KCCB aims to track the performance of outstanding high-yield debt securities denominated in U.S. dollars issued by Chinese companies. To qualify for the fund’s index, issues must have between two and five years remaining until maturity, a rating of BBB or lower by one of the big ratings agencies and no record of default, in addition to liquidity and tradeability screens. The KraneShares website notes that KCCB should appeal to investors because it offers the potential for higher yields, lower correlations to other global markets and comes without currency risk for U.S. dollar investors.
ALPS Launches a Fund for the Clean Energy Boom
Energy ETFs as a whole are big business for ETF issuers. They collectively manage more than $35 billion in assets, but assets in clean energy businesses are just a small fraction of that total. Alternative energy ETFs account for just $1.5 billion in assets, but the theme is starting to gain some traction. This week, ALPS adds to its roster of niche-targeted ETFs with the launch of the ALPS Clean Energy ETF (ACES n/a).
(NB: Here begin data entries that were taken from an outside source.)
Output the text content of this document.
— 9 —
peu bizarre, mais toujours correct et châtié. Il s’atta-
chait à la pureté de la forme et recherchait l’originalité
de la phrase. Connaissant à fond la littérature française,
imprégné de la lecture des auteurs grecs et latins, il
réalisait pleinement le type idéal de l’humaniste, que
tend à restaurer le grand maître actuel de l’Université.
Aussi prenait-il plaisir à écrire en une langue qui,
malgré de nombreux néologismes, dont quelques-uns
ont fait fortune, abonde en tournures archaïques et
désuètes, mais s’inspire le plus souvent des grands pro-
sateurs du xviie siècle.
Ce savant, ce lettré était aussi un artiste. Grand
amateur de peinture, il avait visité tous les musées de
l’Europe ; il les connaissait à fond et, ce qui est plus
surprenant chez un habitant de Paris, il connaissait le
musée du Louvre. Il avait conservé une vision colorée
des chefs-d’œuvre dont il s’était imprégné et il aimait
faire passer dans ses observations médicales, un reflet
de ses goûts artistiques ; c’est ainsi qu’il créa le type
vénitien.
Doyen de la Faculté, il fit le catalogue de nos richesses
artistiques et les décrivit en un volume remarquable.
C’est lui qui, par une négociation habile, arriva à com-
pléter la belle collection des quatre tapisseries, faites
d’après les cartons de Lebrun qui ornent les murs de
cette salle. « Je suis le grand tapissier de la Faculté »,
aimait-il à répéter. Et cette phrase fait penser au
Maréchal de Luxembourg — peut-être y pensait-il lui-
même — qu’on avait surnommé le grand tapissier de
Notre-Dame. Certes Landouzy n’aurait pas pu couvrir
ACES targets North American companies that develop renewables and other clean technologies, such as solar, wind and geothermal energies, biofuels, electric vehicles, smart grids and fuel cells. To qualify for inclusion in the fund’s index, the company must derive a majority of its value from one or more of these business segments. ALPS believes that ACES offers value since focusing on companies whose primary business model involves clean energy helps provide investors more pure play exposure to the industry.
The Bottom Line
This week’s batch of new ETF launches carries a bit of a futuristic theme. China has long been considered an emerging market with great potential and the fact that it’s beginning to open up its market to foreign investors should give the region a lot of opportunities. Robotics and artificial intelligence will continue becoming a major area of development in all areas of the global economy. BlackRock is a little late to the game in launching an ETF focused on this area, but its large scale should help it grow assets fairly quickly. Clean energy is another growing industry that’s still in its nascent stages, but it could become a significant investor opportunity as acceptance of the technology improves and the costs of implementation continue coming down.